Pero regresó a París. La poesía lo llamaba de nuevo. Nació su “Canto a la Argentina” que auspició “La Nación” de Mitre. Las crisis alcohólicas se combinaron con viejas obsesiones sobre la muerte.
Volvió a América, a México de donde lo expulsaron, luego a Cuba donde ebrio intentó suicidarse. París lo esperaba para redimirlo ya en 1910. Allí siempre contó con el apoyo del diario “La Nación” que le publicaba artículos y notas.
En 1912 dirigió las revistas uruguayas “Mundial” y “Elegancias”. Regresó a Sudamérica, especialmente a Brasil, Argentina y Uruguay; se acercaba la hora de su autobiografía, que llegó a completar y publicar en la revista “Caras y caretas”, titulándose “La vida de Rubén Darío escrita por él mismo”.
En 1913 regresó nuevamente a París, y de allí tomó rumbo a la isla española de Mallorca, para empezar otro novela: “El oro de Mallorca”, que los críticos consideran el caso típico de una “autobiografía novelada”. El deterioro de su salud era evidente. Su alcoholismo se acentuó. Anduvo por París en tiempos previos a la “Gran Guerra” en 1914. Se encaminó a Barcelona, pero cuando se vio frente a la guerra europea huyó de ella. Y de nuevo, regresó a América.

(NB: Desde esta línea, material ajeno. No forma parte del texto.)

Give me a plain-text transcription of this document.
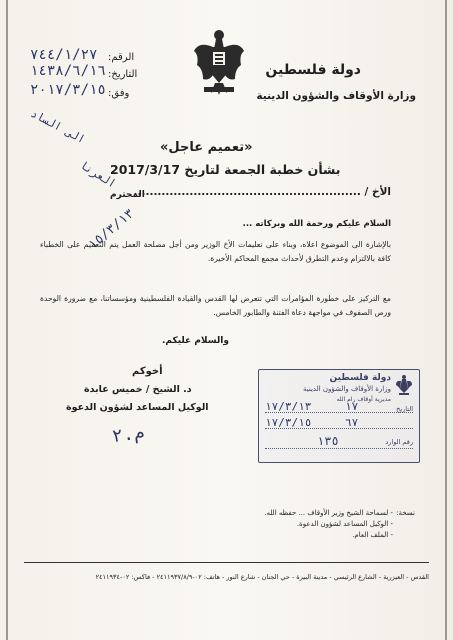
دولة فلسطين
وزارة الأوقاف والشؤون الدينية
الرقم:
٧٤٤/١/٢٧
التاريخ:
١٤٣٨/٦/١٦
وفق:
٢٠١٧/٣/١٥
«تعميم عاجل»
بشأن خطبة الجمعة لتاريخ 2017/3/17
الأخ / .........................................................
المحترم
الى الساد
العرنا
١٥/٣/١٣	السلام عليكم ورحمة الله وبركاته ...
بالإشارة الى الموضوع اعلاه، وبناء على تعليمات الأخ الوزير ومن أجل مصلحة العمل يتم التعميم على الخطباء كافة بالالتزام وعدم التطرق لأحداث مجمع المحاكم الأخيرة.
مع التركيز على خطورة المؤامرات التي تتعرض لها القدس والقيادة الفلسطينية ومؤسساتنا، مع ضرورة الوحدة ورص الصفوف في مواجهة دعاة الفتنة والطابور الخامس.
والسلام عليكم.
أخوكم
د. الشيخ / خميس عابدة
الوكيل المساعد لشؤون الدعوة
م.٢
دولة فلسطين
وزارة الأوقاف والشؤون الدينية
مديرية أوقاف رام الله
التاريخ
١٧/٣/١٣	١٧
١٧/٣/١٥	٦٧
رقم الوارد
١٣٥
نسخة:
- لسماحة الشيخ وزير الأوقاف ... حفظه الله.
- الوكيل المساعد لشؤون الدعوة.
- الملف العام.
القدس - العيزرية - الشارع الرئيسي - مدينة البيرة - حي الجنان - شارع النور - هاتف: ٠٢-٢٤١١٩٣٧/٨/٩ - فاكس: ٠٢-٢٤١١٩٣٤
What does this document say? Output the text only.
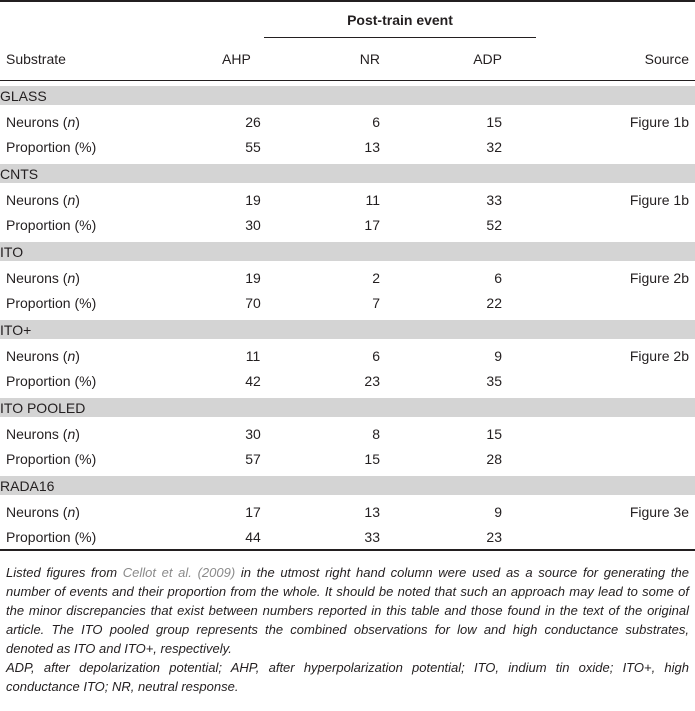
	Post-train event			

Substrate	AHP	NR	ADP	Source

GLASS				
Neurons (n)	26	6	15	Figure 1b
Proportion (%)	55	13	32	
CNTS				
Neurons (n)	19	11	33	Figure 1b
Proportion (%)	30	17	52	
ITO				
Neurons (n)	19	2	6	Figure 2b
Proportion (%)	70	7	22	
ITO+				
Neurons (n)	11	6	9	Figure 2b
Proportion (%)	42	23	35	
ITO POOLED				
Neurons (n)	30	8	15	
Proportion (%)	57	15	28	
RADA16				
Neurons (n)	17	13	9	Figure 3e
Proportion (%)	44	33	23	

Listed figures from Cellot et al. (2009) in the utmost right hand column were used as a source for generating the number of events and their proportion from the whole. It should be noted that such an approach may lead to some of the minor discrepancies that exist between numbers reported in this table and those found in the text of the original article. The ITO pooled group represents the combined observations for low and high conductance substrates, denoted as ITO and ITO+, respectively.

ADP, after depolarization potential; AHP, after hyperpolarization potential; ITO, indium tin oxide; ITO+, high conductance ITO; NR, neutral response.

En 1915, fue ovacionado en la Universidad de Columbia, Nueva York, cuando leyó su poema “Pax” (“Paz”). Protegido por el dictador guatemalteco Estrada Cabrera, luego arribaría a Nicaragua. Como si los espíritus de sus antepasados lo llamaran, Rubén Darío llegó a la ciudad de León, donde creció. Lo hizo el 7 de enero de 1916. Un mes después, el 6 de febrero, murió allí, en medio del calor popular, aplaudido, glorificado y amado. Sus restos se encuentran hoy en la Catedral Metropolitana de León, en Nicaragua.
El pueblo, amante de la retórica y las palabras rimbombantes, lo admiró desde un inicio, pero las vanguardias de los años posteriores le dieron la espalda. Solo el tiempo lo ha colocado en la justa medida de su aporte a la tradición poética hispanoamericana.
Fue el fundador de una corriente literaria tan válida como el viejo romanticismo o el nuevo surrealismo o cualquier otra vanguardia. Su legado fue sólido y solo hoy se puede ver su esfuerzo por dejar algo original a las futuras generaciones de poetas y literatos del siglo XX.